"Pechino nella prima luce è spettrale e discinta come una vecchia che abbia dormito male. Le grandi insegne dorate, di cartapesta, le bandiere stinte, i lampioncini slavati dalla pioggia, i tempietti screpolati, i rottami di questo popolo che vive ed è felice tra cose logore, sbrecciate, lise, stinte, carrettini senza ruote, tavoli senza gambe, macchine senza carrozzeria, vasi senza manico, cani bastardi addormentati nella polvere, visti nella luce fotografica dell'alba fan pensare a una fiera abbandonata, agli ornamenti delle giostre.
Giriamo attorno alla città imperiale, maestosa, dai tetti di maiolica gialla, le mura color rosso di Pompei, sepolta tra i boschetti di salici, i ponticelli di marmo, i parchi, i laghetti morti, infiliamo i viali rettilinei e asfaltati, modesti come strade di una piccola capitale sudamericana, coi petulanti lampioncini di ghisa ancora accesi.

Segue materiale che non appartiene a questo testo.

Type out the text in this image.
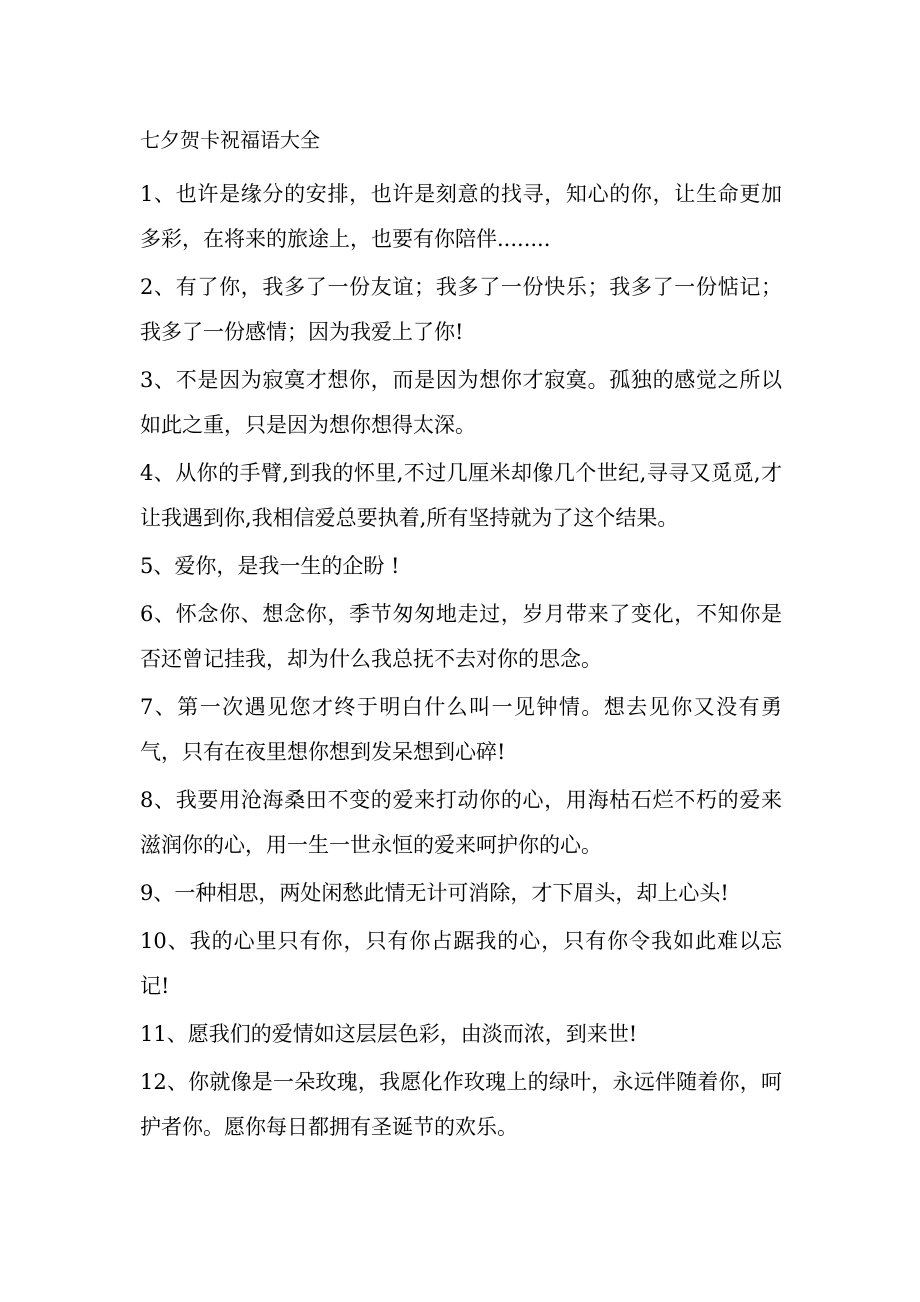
七夕贺卡祝福语大全
1、也许是缘分的安排，也许是刻意的找寻，知心的你，让生命更加多彩，在将来的旅途上，也要有你陪伴........
2、有了你，我多了一份友谊；我多了一份快乐；我多了一份惦记；我多了一份感情；因为我爱上了你!
3、不是因为寂寞才想你，而是因为想你才寂寞。孤独的感觉之所以如此之重，只是因为想你想得太深。
4、从你的手臂,到我的怀里,不过几厘米却像几个世纪,寻寻又觅觅,才让我遇到你,我相信爱总要执着,所有坚持就为了这个结果。
5、爱你，是我一生的企盼 !
6、怀念你、想念你，季节匆匆地走过，岁月带来了变化，不知你是否还曾记挂我，却为什么我总抚不去对你的思念。
7、第一次遇见您才终于明白什么叫一见钟情。想去见你又没有勇气，只有在夜里想你想到发呆想到心碎!
8、我要用沧海桑田不变的爱来打动你的心，用海枯石烂不朽的爱来滋润你的心，用一生一世永恒的爱来呵护你的心。
9、一种相思，两处闲愁此情无计可消除，才下眉头，却上心头!
10、我的心里只有你，只有你占踞我的心，只有你令我如此难以忘记!
11、愿我们的爱情如这层层色彩，由淡而浓，到来世!
12、你就像是一朵玫瑰，我愿化作玫瑰上的绿叶，永远伴随着你，呵护者你。愿你每日都拥有圣诞节的欢乐。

Passano gruppetti di soldati giapponesi, dalle grosse gambe tozze. Portano l'elmo dietro la nuca, appeso al collo per il sottogola, come i "coolies" al Giappone portano il cappellone di paglia a cono. Guardano sospettosi la macchina che ha il colore delle macchine dei generali. Vecchi cammelli dal pelo lungo che vengono dalla Mongolia, dal Turkestan, dalla Birmania, attendono in fila di essere scaricati. La città è stracca di millenni, di incomprensibili situazioni, di politica infida".